Appellee contends further that because appellant's complaint contains no allegation concerning the suspension of the running of the prescriptive period, it may not be allowed to present any evidence to establish that fact. This contention is without merit. Appellee raised the question of prescription of the action in its motion to dismiss.
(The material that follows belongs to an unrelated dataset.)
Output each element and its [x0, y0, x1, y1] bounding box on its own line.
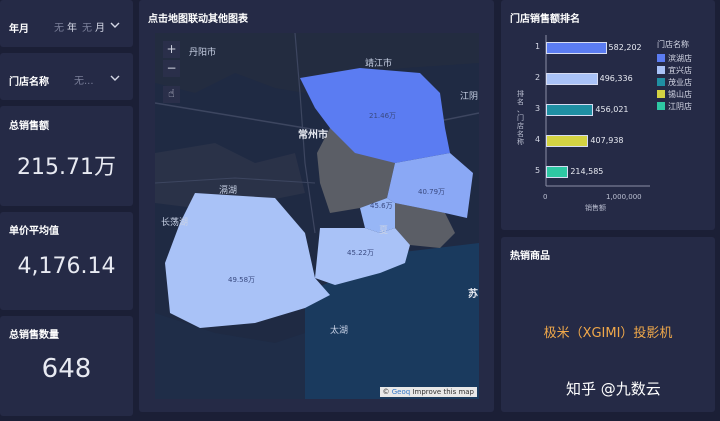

In the answer thereto filed by appellant, the latter alleged all the facts that would justify the presentation of the evidence which appellee claims may not be allowed and admitted under the allegations of the complaint. (Record on Appeal, pp. 25-31.) Appellant's reply. (Record on Appeal, p. 31) did not deny the facts aforesaid but only claimed that "the case cited by the plaintiff in support of its argument is not applicable to the case at bar." In view of this, We believe that the motion to dismiss should have been resolved by the lower court only after taking into account the aforesaid allegations made in appellant's answer to the motion to dismiss or only after receiving evidence in connection therewith.

Wherefore, the order of dismissal appealed from is set aside and the case is hereby remanded to the lower court for further proceedings.

Bengzon, C.J., Bautista Angelo, Concepcion, Reyes, J.B.L., Barrera, Regala, Makalintal, Bengzon, J.P., Zaldivar and Sanchez, JJ., concur.